Episode

Clouds, Containers and R, towards a global hub for reproducible and collaborative data science

with Karim Chine

useR!2017: Clouds, Containers and R, towards a glob...

RosettaHUB aims at establishing a global open data science and open education meta cloud centered on usability, reproducibility, auditability, and shareability. It enables a wide range of social interactions and real-time collaborations.
RosettaHUB leverages public and private clouds and makes them easy to use for everyone. RosettaHUB's federation platform allows any higher education institution or research laboratory to create a virtual organization within the hub. The institution's members (researchers, educators, students) receive automatically active AWS accounts which are consolidated under one paying account, supervised in terms of budget and cloud resources usage, protected with safeguarding microservices and monitored/managed centrally by the institution's administrator. The cloud resources are generally paid for using the coupons provided by Amazon as part of the AWS Educate program. The Organization members' active AWS accounts are put under the control of a collaboration portal which simplifies dramatically everything related to the interaction with AWS and its collaborative use by communities of researchers, educators and students.

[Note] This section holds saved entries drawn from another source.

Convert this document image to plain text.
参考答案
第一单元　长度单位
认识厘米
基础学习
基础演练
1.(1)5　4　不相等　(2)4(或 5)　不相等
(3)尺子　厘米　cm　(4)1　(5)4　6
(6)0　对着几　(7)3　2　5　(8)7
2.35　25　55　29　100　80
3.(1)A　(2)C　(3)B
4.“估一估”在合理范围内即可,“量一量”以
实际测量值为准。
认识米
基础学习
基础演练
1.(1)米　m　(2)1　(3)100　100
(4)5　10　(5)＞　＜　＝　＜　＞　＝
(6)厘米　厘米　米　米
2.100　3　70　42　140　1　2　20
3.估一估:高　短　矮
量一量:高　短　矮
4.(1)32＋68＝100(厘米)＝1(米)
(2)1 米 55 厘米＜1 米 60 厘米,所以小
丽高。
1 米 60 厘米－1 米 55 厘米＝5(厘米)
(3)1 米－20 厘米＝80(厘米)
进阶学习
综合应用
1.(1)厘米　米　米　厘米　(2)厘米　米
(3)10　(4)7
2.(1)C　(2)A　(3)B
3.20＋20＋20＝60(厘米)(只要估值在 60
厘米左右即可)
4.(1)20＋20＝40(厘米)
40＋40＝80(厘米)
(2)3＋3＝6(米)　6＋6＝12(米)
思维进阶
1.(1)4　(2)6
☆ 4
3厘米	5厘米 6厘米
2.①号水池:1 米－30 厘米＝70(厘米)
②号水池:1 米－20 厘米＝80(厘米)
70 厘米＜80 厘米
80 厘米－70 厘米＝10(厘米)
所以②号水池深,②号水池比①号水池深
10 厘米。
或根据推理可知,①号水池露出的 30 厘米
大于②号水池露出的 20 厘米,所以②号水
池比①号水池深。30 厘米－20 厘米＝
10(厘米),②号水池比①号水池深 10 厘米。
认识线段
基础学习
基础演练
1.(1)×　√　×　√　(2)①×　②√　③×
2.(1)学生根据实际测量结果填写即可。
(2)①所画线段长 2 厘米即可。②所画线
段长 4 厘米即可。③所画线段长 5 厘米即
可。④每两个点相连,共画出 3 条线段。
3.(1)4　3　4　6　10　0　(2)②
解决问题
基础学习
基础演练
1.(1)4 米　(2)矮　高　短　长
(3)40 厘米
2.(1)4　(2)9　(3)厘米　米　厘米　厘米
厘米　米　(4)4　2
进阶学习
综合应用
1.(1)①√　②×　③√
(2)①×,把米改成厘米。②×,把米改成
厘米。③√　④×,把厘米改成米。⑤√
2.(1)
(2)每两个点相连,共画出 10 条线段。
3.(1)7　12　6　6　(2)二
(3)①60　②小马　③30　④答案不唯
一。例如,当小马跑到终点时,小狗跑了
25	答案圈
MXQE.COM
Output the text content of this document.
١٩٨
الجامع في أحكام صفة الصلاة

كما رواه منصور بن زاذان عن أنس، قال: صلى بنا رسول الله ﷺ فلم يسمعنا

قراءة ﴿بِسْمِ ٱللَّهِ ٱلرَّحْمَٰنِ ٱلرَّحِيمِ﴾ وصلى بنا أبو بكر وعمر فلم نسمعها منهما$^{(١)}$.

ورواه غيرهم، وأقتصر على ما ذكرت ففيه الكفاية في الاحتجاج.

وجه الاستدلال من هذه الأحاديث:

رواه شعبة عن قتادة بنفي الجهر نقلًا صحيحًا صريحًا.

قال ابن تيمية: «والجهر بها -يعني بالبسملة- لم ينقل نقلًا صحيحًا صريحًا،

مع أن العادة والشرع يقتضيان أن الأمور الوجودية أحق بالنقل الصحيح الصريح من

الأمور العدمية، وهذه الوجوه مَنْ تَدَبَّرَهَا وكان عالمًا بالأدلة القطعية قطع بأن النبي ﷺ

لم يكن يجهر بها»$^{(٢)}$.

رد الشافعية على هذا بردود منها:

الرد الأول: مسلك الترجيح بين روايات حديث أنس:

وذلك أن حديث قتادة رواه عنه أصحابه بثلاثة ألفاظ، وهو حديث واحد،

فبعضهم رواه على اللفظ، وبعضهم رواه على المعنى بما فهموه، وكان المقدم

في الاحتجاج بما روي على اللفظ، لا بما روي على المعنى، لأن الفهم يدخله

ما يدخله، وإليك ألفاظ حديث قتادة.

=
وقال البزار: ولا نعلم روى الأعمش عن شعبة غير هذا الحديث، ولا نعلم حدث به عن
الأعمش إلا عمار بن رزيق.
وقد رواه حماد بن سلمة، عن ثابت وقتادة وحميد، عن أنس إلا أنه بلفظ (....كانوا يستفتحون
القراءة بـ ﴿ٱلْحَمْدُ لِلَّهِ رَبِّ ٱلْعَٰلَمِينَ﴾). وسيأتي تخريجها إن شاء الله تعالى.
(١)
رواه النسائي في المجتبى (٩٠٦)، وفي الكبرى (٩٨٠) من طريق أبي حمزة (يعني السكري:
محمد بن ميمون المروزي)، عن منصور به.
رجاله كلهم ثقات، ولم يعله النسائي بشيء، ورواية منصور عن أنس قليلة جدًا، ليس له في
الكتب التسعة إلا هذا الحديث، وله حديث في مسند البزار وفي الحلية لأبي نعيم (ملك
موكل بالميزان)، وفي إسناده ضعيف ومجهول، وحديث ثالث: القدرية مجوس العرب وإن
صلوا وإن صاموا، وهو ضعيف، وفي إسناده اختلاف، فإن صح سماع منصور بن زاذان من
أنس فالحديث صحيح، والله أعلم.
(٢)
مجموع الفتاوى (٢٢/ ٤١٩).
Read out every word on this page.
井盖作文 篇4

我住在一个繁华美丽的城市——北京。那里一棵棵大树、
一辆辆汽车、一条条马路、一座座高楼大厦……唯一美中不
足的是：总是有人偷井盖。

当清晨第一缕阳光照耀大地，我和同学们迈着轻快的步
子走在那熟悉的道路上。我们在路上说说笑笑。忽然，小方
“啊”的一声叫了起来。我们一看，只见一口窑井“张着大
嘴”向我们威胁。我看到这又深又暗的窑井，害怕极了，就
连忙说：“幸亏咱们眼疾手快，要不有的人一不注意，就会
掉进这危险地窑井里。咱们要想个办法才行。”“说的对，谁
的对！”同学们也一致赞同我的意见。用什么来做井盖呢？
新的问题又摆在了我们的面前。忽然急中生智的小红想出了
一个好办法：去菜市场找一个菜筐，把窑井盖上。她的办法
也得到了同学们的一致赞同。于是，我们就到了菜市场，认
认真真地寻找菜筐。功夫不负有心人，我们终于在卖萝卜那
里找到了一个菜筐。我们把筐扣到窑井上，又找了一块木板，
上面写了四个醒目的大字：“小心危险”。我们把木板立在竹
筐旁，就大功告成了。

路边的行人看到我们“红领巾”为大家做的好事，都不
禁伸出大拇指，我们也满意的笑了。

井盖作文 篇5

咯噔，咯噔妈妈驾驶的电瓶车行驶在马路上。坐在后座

The portal allows similar capabilities for Google Compute Engine, Azure, OpenStack-based and OpenNebula-based clouds.
RosettaHUB leverages Docker and allows users to work with containers seamlessly. Those containers are portable. When coupled with RosettaHUB's open APIs, they break the silos between clouds and avoid vendor lock-in. Simple web interfaces allow users to create those containers, connect them to data storages, snapshot them, share snapshots with collaborators and migrate them from one cloud to another. The RosettaHUB perspectives make it possible to use the containers to serve securely noVNC, RStudio, Jupyter and to enable those tools for real-time collaboration. Zeppelin, Spark-notebook and Shiny Apps are also supported. The RosettaHUB real-time collaborative containerized workbench is a universal IDE for data scientists. It makes it possible to interact in a stateful manner with hybrid kernels gluing together in a single process R, Python, Scala, SQL clients, Java, Matlab, Mathematica, etc. and allowing those different environments to share their workspace and their variables in memory. The RosettaHUB kernels and objects model break the silos between data science environments and make it possible to use them simultaneously in a very effective and flexible manner. A simplified reactive programming framework makes it possible to create reactive data science microservices and interactive web applications based on multi-language macros and visual widgets. A scientific web based spreadsheet makes it possible to interact with R/Python/Scala capabilities from within cells which includes variables import/export and variables mirroring to cells as well as the automatic mapping of any function in those environments to formulas invokable in cells. Spreadsheet cells can also contain code and code execution results making it become a flexible multi-language notebook. Ubiquitous docker containers coupled with the RosettaHUB workbench checkpointing capability and the logging to embedded databases of all the interactions the users have with their environments make everything created within RosettaHUB reproducible and auditable.
The RosettaHUB's APIs (700+ functions) cover the full spectrum of programmatic interaction between users and clouds, containers and R/Python/Scala kernels. Clients for the APIs are available as an R package, a Pyhton module, a Java library, an Excel add-in and a Word Add-in. Based on those APIs, RosettaHUB provides a CloudFormation- like service which makes it easy to create and manage as templates, collections of related Cloud resources, container images, R/Python/Scala scripts, macros and visual widgets alongside with optional cloud credentials. Those templates are cloud agnostic and they make it possible for anyone to easily create and distribute complex data science applications and services. The user with whom the template is shared can with one-click trigger the reconstruction and wiring on the fly of all the artifacts and dependencies. The RosettaHUB templates constitute a powerful sharing

mechanism for RosettaHUB's e-Science and e-learning environments snapshots as well as for Jupyter/Zeppelin notebooks, shiny Apps, etc. RosettaHUB's marketplace transform those templates into products that can be shared or sold.
The presentation will be an overview of RosettaHUB and will discuss the results of the RosettaHUB/AWS Educate initiative which involved 30 higher education institutions and research labs counting over 3000 researchers, educators, and students.